I'd have no problem with any of the suspensions Leaf players got if similar hits were punished equally.
 

bleeney

Registered User
Mar 29, 2008
1,834
0
Shanahan is to blame.

there is no reason for Phaneuf to have been suspended for this:




While Nash gets away for this:



Shanahan is the poster boy for bias.


And Tom Wilson didn't get suspended...or even fined...for this charge that launched Brayden Schenn headfirst into the boards:



He had him in his bombsights all the way from the blueline, and actually accelerated into him at the last minute. That's the kind of dangerous hit that's going to break someone's neck and leave them a paraplegic one day!
 

Dreakmur

Registered User
Mar 25, 2008
18,745
7,045
Orillia, Ontario
And Tom Wilson didn't get suspended...or even fined...for this charge that launched Brayden Schenn headfirst into the boards:



He had him in his bombsights all the way from the blueline, and actually accelerated into him at the last minute. That's the kind of dangerous hit that's going to break someone's neck and leave them a paraplegic one day!

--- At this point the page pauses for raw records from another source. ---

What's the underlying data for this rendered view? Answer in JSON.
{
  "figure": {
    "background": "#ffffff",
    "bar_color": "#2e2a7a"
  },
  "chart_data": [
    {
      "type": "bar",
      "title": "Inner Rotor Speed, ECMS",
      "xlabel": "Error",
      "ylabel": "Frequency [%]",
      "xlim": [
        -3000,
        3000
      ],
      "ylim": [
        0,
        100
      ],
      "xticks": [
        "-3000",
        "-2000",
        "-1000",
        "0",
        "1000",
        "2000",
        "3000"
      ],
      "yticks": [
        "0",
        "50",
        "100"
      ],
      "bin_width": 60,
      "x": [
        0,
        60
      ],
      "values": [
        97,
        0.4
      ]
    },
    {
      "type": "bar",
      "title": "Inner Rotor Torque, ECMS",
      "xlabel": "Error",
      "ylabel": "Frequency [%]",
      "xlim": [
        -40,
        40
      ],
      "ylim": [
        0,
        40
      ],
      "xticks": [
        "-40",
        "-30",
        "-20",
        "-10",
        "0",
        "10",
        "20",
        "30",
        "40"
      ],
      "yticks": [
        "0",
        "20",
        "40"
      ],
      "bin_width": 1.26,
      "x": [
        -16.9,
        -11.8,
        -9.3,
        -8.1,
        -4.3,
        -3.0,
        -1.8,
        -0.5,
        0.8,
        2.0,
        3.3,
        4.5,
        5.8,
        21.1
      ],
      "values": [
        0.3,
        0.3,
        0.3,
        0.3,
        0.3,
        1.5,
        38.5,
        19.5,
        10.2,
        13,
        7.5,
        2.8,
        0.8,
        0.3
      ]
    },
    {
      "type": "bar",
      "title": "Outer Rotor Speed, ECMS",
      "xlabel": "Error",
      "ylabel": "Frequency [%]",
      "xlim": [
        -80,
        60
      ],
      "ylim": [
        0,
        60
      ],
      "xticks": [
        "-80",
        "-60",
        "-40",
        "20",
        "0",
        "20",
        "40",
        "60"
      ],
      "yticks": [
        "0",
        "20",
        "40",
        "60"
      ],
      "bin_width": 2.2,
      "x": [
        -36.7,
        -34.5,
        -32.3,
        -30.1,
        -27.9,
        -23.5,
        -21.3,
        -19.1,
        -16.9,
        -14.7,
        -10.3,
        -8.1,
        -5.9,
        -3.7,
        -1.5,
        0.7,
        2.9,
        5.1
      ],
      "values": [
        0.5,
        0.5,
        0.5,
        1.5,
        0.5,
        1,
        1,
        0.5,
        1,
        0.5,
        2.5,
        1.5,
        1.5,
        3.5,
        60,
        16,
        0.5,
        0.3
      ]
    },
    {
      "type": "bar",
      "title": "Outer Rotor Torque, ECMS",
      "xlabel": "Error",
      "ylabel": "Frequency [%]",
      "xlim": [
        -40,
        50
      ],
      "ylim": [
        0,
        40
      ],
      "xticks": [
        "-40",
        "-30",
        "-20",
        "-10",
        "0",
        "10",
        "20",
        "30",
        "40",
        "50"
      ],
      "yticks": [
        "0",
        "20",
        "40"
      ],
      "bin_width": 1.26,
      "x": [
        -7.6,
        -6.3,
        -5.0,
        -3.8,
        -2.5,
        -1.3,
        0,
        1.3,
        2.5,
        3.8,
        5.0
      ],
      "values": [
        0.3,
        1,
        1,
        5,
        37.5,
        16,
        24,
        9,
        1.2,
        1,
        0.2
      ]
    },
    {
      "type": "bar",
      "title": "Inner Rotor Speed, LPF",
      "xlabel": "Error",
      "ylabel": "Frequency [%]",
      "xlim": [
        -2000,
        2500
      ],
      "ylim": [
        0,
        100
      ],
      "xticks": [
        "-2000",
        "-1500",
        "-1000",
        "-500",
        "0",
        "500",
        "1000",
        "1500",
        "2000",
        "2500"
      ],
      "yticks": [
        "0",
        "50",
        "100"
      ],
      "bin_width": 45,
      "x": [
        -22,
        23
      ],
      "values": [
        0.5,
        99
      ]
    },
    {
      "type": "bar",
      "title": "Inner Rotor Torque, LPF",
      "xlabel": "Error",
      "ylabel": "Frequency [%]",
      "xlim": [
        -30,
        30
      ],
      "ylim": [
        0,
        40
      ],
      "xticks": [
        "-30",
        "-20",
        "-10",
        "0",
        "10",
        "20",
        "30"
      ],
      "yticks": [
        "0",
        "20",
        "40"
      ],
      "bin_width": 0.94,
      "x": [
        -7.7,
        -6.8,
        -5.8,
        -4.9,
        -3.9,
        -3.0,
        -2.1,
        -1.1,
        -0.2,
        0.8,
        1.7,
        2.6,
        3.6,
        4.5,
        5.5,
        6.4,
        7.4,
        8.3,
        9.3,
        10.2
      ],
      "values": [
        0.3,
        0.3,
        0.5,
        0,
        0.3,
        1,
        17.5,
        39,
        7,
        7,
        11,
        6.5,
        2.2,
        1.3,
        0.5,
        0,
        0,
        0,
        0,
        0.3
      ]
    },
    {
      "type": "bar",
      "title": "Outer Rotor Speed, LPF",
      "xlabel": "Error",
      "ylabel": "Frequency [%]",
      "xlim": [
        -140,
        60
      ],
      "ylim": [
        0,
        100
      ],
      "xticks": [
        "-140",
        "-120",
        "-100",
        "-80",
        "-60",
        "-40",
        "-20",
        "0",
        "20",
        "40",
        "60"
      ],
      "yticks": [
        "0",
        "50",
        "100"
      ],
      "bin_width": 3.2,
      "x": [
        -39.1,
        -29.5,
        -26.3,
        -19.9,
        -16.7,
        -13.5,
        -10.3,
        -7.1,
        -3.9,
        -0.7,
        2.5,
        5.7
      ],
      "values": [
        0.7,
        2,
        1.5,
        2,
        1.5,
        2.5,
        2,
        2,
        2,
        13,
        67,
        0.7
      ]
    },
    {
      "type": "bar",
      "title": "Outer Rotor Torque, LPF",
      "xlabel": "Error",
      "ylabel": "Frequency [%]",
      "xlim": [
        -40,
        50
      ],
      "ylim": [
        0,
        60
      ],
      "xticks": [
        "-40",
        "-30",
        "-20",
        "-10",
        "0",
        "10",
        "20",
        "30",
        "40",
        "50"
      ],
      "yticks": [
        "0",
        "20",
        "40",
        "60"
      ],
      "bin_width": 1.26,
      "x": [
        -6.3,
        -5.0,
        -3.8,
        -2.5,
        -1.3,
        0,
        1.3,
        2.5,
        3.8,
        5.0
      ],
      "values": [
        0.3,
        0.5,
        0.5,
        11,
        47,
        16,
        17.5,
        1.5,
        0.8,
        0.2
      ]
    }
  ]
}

What would he suspend Wilson for? Hitting too hard? It was not an illegal check.
 

yubbers

Grown Menzez
May 1, 2013
36,505
5,805
I agree. He had clear intent to run him. Less heat of the moment but had time to think about it and chose to run.
Schenn still gave his back though.

At the very least a charge. Not clean
 

Paris in Flames

Registered User
Feb 4, 2009
15,903
7,935
What would he suspend Wilson for? Hitting too hard? It was not an illegal check.

Agreed.

Can't blame Wilson for Schenn turning at the last minute. Perfectly fine with the hit. Shanny's video on it was actually perfect and the best he's done yet.
 

Primary Assist

The taste of honey is worse than none at all
Jul 7, 2010
5,975
5,878
Blaming the league is weak

The players know the rules

I'm not trying to say they're doing so with any malice or anything, but when common plays you see every day are suddenly resulting in multi-game suspensions when plays that are clearly dirty are ignored it's hard for the players and coaches to know what is or isn't illegal. This inconsistency is dangerous and overall bad for the final product of the game.
 

The Brightside

Registered User
Sep 23, 2013
43
0
Toronto
does anyone remember JVR getting elbowed in the face in game 7 against Boston. the meltdown followed right after and there was no retaliation. i have no problem with them continuing with this angry behavior if it can result in something positive. there was a need of retaliation at game 7, it didn't happen. lets hope they learned from that.
 

Remuskokafication

Registered User
Jul 7, 2008
493
0
Scarborough
Lupul's cross-check was a glorified face wash.
I saw Deaner do exactly the same thing dozens of times, the only reaction would be Bowen saying "A bit of the rough stuff after the whistle." Maybe a roughing minor if the refs wanted to cool things down.